Kabid Humas Polda Sultra, Kombes Pol. Ferry Walintukan mengatakan, simulasi ini untuk meminimalisir terjadinya tindak kekerasan dan intimidasi terhadap para jurnalis yang meliput.
“Pelatihan ini kawan-kawan pers kita bekali gambaran, menjaga keselamatan apabila dalam unjuk rasa yang nantinya bisa terjadi chaos,” terang Kombes Pol. Ferry Walintukan, ditemui usai simulasi, Kamis, 27 Mei 2021.
Kombes Pol Ferry berharap, para jurnalis dapat memposisikan diri saat meliput, sehingga dapat terlindungi terhindar dari tindak kekerasan dan dalam menjalankan tugas peliputannya.
“Kami berusaha untuk melindungi, karena rekan-rekan pers bukan musuh, tapi mitra kerja kami, selain itu polisi tidak mungkin mendorong, jika pengunjuk rasa tidak melakukan hal-hal yang keliru,” tegas Kombes Pol Ferry.
Sementara itu, Kabag Ops Brimob Sultra, AKP Asri Dyni mengungkapkan, wartawan bisa menempatkan diri di depan polisi ketika berada di situasi hijau, karena situasi tersebut dianggap situasi.

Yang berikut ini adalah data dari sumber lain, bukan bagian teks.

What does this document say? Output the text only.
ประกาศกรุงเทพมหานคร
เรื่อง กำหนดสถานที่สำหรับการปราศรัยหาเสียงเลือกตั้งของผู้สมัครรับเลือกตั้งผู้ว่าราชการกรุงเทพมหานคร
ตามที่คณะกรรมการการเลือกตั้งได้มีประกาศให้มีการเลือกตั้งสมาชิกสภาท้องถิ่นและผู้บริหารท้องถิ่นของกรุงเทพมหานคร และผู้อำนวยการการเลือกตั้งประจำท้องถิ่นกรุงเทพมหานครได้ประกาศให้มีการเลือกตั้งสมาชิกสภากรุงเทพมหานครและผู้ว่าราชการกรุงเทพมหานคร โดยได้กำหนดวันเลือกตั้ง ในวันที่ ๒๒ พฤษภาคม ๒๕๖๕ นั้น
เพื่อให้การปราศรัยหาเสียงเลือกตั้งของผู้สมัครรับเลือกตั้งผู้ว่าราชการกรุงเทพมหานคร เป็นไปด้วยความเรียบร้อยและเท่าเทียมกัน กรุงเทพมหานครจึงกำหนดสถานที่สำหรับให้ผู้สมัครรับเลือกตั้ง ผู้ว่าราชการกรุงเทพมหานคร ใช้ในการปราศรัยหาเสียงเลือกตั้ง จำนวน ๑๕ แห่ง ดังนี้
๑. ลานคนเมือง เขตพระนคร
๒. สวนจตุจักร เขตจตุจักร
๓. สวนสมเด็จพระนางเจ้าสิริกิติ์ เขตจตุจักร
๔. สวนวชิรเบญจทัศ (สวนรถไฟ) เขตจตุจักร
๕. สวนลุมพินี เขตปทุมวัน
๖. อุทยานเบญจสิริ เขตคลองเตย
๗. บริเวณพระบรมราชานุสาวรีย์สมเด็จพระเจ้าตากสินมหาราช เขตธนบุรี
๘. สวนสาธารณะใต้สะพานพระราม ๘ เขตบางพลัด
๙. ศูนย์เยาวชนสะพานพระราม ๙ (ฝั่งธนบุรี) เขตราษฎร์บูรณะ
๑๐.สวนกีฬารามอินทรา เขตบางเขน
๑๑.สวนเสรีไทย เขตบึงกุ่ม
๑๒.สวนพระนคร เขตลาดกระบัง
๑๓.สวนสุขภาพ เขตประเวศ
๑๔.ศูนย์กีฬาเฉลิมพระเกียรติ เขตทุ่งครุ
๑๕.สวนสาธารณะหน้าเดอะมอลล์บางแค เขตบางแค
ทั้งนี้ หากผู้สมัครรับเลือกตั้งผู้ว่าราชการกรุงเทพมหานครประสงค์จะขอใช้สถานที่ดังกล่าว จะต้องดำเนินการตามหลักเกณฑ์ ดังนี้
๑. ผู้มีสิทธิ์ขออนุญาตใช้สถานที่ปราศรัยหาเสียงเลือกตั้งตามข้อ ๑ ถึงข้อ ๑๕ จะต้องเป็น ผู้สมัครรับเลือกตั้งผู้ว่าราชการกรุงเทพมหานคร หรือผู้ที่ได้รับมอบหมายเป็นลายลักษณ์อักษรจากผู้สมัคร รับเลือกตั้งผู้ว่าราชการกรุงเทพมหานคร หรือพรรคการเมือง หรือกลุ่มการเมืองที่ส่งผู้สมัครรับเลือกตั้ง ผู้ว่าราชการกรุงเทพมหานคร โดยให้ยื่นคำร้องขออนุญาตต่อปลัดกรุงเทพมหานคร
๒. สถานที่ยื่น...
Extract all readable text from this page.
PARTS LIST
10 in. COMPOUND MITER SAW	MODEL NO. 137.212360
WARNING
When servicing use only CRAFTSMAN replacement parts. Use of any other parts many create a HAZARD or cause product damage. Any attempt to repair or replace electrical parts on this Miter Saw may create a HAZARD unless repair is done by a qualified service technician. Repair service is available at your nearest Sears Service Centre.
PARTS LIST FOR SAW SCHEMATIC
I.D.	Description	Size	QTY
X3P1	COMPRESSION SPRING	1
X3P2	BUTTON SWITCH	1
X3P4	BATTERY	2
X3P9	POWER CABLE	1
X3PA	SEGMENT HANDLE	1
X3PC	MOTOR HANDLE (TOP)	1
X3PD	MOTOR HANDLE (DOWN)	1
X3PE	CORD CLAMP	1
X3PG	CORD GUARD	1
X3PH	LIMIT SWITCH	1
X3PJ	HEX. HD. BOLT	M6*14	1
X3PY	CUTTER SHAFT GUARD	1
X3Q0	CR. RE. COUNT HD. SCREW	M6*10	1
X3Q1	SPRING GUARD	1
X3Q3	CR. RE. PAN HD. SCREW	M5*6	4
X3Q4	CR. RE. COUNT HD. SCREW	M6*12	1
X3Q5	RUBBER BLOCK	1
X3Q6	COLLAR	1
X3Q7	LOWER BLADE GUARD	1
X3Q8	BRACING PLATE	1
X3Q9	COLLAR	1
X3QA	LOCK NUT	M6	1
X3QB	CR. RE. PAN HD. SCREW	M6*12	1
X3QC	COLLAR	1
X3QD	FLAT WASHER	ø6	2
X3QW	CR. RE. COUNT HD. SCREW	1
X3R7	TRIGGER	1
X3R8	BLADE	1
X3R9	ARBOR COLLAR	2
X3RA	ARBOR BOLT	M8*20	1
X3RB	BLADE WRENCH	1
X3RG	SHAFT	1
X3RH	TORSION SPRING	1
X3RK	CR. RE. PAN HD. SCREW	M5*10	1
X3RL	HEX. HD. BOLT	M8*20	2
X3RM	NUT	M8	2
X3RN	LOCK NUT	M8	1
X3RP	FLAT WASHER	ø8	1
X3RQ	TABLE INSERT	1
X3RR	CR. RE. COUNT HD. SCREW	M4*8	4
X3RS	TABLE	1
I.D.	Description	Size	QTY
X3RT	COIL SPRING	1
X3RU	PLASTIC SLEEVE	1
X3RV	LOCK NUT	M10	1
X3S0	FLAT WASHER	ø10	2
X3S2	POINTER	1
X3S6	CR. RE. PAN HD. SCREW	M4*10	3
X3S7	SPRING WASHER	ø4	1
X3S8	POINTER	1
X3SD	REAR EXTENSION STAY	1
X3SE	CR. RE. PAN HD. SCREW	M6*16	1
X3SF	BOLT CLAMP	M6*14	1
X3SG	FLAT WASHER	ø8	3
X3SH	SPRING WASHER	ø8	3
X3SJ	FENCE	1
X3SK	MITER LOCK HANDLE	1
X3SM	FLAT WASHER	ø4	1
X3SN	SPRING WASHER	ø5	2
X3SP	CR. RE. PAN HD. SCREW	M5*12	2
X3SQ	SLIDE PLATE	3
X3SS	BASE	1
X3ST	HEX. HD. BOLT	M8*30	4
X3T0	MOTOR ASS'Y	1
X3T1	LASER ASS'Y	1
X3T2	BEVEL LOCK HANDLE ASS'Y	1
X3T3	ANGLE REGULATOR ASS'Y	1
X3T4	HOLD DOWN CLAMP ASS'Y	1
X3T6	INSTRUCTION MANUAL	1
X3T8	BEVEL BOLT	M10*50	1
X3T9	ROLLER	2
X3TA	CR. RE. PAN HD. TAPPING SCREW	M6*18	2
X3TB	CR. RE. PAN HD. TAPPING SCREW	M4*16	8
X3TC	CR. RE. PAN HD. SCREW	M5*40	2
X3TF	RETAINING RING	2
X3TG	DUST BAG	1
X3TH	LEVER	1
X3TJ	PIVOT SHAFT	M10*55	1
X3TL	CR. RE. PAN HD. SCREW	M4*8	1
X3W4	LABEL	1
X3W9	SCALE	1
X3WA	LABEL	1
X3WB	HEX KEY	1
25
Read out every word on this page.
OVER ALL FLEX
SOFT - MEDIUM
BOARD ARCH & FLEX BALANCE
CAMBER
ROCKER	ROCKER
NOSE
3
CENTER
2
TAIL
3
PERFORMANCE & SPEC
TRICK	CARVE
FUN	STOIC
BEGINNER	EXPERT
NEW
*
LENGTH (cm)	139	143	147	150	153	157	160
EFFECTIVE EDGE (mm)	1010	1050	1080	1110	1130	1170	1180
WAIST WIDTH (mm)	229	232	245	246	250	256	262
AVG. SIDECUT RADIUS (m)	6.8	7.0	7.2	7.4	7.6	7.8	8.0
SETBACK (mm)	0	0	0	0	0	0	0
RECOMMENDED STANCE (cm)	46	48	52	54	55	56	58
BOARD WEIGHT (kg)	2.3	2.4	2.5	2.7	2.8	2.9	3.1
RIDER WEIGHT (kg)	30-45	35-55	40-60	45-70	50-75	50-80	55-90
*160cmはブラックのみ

“Disituasi damai ini, para demonstrasi menyampaikan aspirasi secara baik, artinya wartawan fleksibel dalam mengambil gambar, bisa dari depan, bisa dari samping,” jelas AKP Asri Dyni.
Namun, kata AKP Asri, hal itu berbeda saat tiba-tiba eskalasi demontrasi berubah menjadi situasi kuning, yang berarti pengunjuk rasa sudah melakukan pelemparan batu dan saling mendorong.
“Disituasi kuning ini, rekan-rekan wartawan bisa berada dibelakang dalmas pada saat peliputan, dengan radius 20 sampai 30 meter,” tutur AKP Asri.
Sementara itu, lanjutnya, untuk situasi merah, dimana Brimob Polda Sultra sudah mengambil ahli dikarenakan sudah chaos, rekan-rekan wartawan harus mundur di radius 20 sampai 50 meter.
“Saat para demostrasi mulai melempar batu, disituasi ini rekan-rekan wartawan sudah di radius 20 sampai 50 meter dibelakang personel Brimob, entah disamping kiri dan disamping kanan,” jelas AKP Asri.
Atas simulasi ini, Ketua PWI Sultra, Sarjono mengungkapkan, pelatihan seperti ini dibutuhkan wartawan, karena tidak semua wartawan yang bertugas di lapangan memiliki keterampilan dan pengalaman.
Menurutnya, dilihat dari aktifitasnya, pekerjaan sebagai wartawan berisiko, oleh karena itu meliput aksi-aksi unjuk rasa yang berpotensi menimbulkan resiko harus tetap waspadai.
“Dengan simulasi seperti ini bisa membaca eskalasi unjuk rasa, dimana ada tiga bagian, ada hijau, kuning dan ada merah. Sehingga kita menempatkan diri, untuk melakukan peliputan agar tetap aman,” pungkasnya.